The goreleaser deprecation page recommends migrating `brews:` →
`homebrew_casks:`. For simple cases this is a key rename, plus a
`hooks.post.install` block to strip the macOS quarantine xattr (because
the binaries aren't signed/notarized).

End-user impact:

- macOS: transparent. The binary still lands at
  `/opt/homebrew/bin/git-spr` (via cask `binary` stanza) — same PATH,
  same usage. The install command may need `--cask` explicitly in the
  readme.
- Linux: regression. Casks are macOS-only; Linux brew users currently
  installing via `brew install ejoffe/tap/spr` would have to switch to
  another channel (binary release, apt, Nix, source).
- Tap repo: `Formula/spr.rb` becomes `Casks/spr.rb`. The
  `ejoffe/homebrew-tap` repo would need a transition plan.

Alternative: drop `brews:` entirely and remove the brew install path
from the readme. Simpler but breaks the channel outright.

Either way it's a deliberate distribution decision, not a mechanical CI
fix, which is why this PR pins rather than migrates.

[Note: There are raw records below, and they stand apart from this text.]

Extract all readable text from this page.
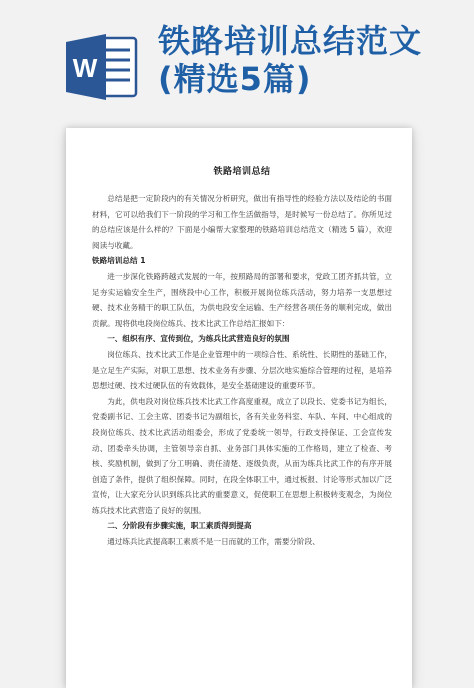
W
铁路培训总结范文
(精选5篇)
铁路培训总结

总结是把一定阶段内的有关情况分析研究，做出有指导性的经验方法以及结论的书面材料，它可以给我们下一阶段的学习和工作生活做指导，是时候写一份总结了。你所见过的总结应该是什么样的？下面是小编帮大家整理的铁路培训总结范文（精选 5 篇），欢迎阅读与收藏。

铁路培训总结 1

进一步深化铁路跨越式发展的一年，按照路局的部署和要求，党政工团齐抓共管，立足夯实运输安全生产，围绕段中心工作，积极开展岗位练兵活动，努力培养一支思想过硬、技术业务精干的职工队伍，为供电段安全运输、生产经营各项任务的顺利完成，做出贡献。现将供电段岗位练兵、技术比武工作总结汇报如下：

一、组织有序、宣传到位，为练兵比武营造良好的氛围

岗位练兵、技术比武工作是企业管理中的一项综合性、系统性、长期性的基础工作，是立足生产实际，对职工思想、技术业务有步骤、分层次地实施综合管理的过程，是培养思想过硬、技术过硬队伍的有效载体，是安全基础建设的重要环节。

为此，供电段对岗位练兵技术比武工作高度重视，成立了以段长、党委书记为组长，党委副书记、工会主席、团委书记为副组长，各有关业务科室、车队、车间、中心组成的段岗位练兵、技术比武活动组委会，形成了党委统一领导，行政支持保证、工会宣传发动、团委牵头协调，主管领导亲自抓、业务部门具体实施的工作格局，建立了检查、考核、奖励机制，做到了分工明确、责任清楚、逐级负责，从而为练兵比武工作的有序开展创造了条件，提供了组织保障。同时，在段全体职工中，通过板报、讨论等形式加以广泛宣传，让大家充分认识到练兵比武的重要意义，促使职工在思想上积极转变观念，为岗位练兵技术比武营造了良好的氛围。

二、分阶段有步骤实施，职工素质得到提高

通过练兵比武提高职工素质不是一日而就的工作，需要分阶段、
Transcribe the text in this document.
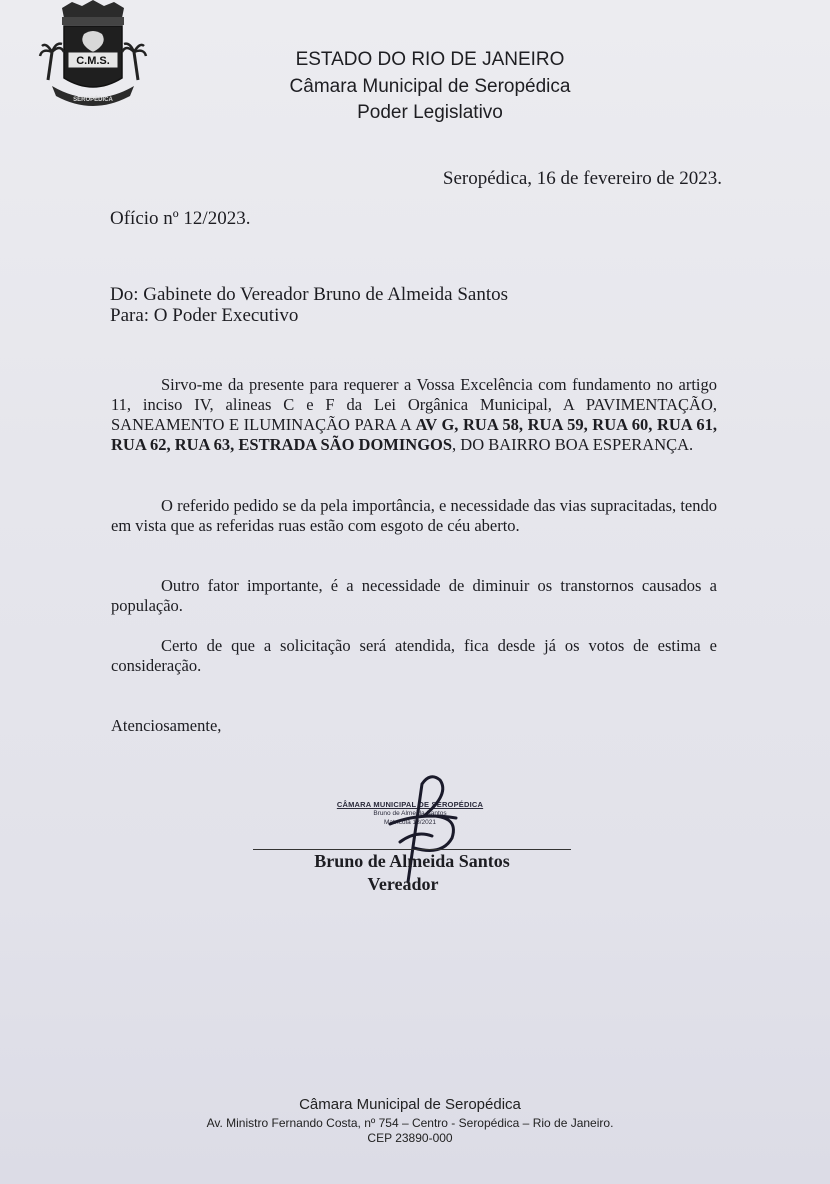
C.M.S.
SEROPÉDICA
ESTADO DO RIO DE JANEIRO
Câmara Municipal de Seropédica
Poder Legislativo
Seropédica, 16 de fevereiro de 2023.
Ofício nº 12/2023.
Do: Gabinete do Vereador Bruno de Almeida Santos
Para: O Poder Executivo
Sirvo-me da presente para requerer a Vossa Excelência com fundamento no artigo 11, inciso IV, alineas C e F da Lei Orgânica Municipal, A PAVIMENTAÇÃO, SANEAMENTO E ILUMINAÇÃO PARA A AV G, RUA 58, RUA 59, RUA 60, RUA 61, RUA 62, RUA 63, ESTRADA SÃO DOMINGOS, DO BAIRRO BOA ESPERANÇA.
O referido pedido se da pela importância, e necessidade das vias supracitadas, tendo em vista que as referidas ruas estão com esgoto de céu aberto.
Outro fator importante, é a necessidade de diminuir os transtornos causados a população.
Certo de que a solicitação será atendida, fica desde já os votos de estima e consideração.
Atenciosamente,
CÂMARA MUNICIPAL DE SEROPÉDICA
Bruno de Almeida Santos
Matrícula 18/2021
Bruno de Almeida Santos
Vereador
Câmara Municipal de Seropédica
Av. Ministro Fernando Costa, nº 754 – Centro - Seropédica – Rio de Janeiro.
CEP 23890-000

Unpin once the `brews:` block is migrated or removed.
Before this change spr could only open PRs whose head branch lived in the
same repository as the PR target. That collapsed the (fork, upstream)
distinction: GetInfo resolved a single RepositoryID and CreatePullRequest
passed only HeadRefName, so GitHub looked for the head branch inside the
upstream repo even when the user had pushed it to a fork.

We now detect cross-fork operation from the URL of cfg.Repo.GitHubRemote
(the actual push target) vs cfg.Repo.GitHubRepoOwner/Name (the PR target).
When they differ, spr resolves the fork's GitHub node ID via StarGetRepo
and threads it through info.HeadRepositoryID. CreatePullRequest sets the
GraphQL HeadRepositoryId field, which is GitHub's documented way to route
a same-named branch through the fork.

When the URL is unparseable, the remote is missing, or StarGetRepo fails,
detection silently falls back to same-fork behavior and GitHub surfaces
the resulting error on the create call, matching pre-change semantics.

MaintainerCanModify is now a UserConfig option (default true) and is
forwarded only in cross-fork mode; it has no meaning for same-fork PRs.

URL parsing is factored out as git.ParseRepoURL and shared with the
existing config_parser remote source, which previously had its own
inline regex.

Tests cover:
  - ParseRepoURL: HTTPS / SSH / no-suffix / enterprise host / dashes /
    underscores / case / trailing slash / whitespace / malformed.
  - buildCreatePullRequestInput: same-fork omits HeadRepositoryId and
    MaintainerCanModify; cross-fork sets both; MaintainerCanModify=false
    is honoured; HeadRepositoryID equal to RepositoryID is treated as
    same-fork (defensive).

No behavior change for users whose origin is the PR target.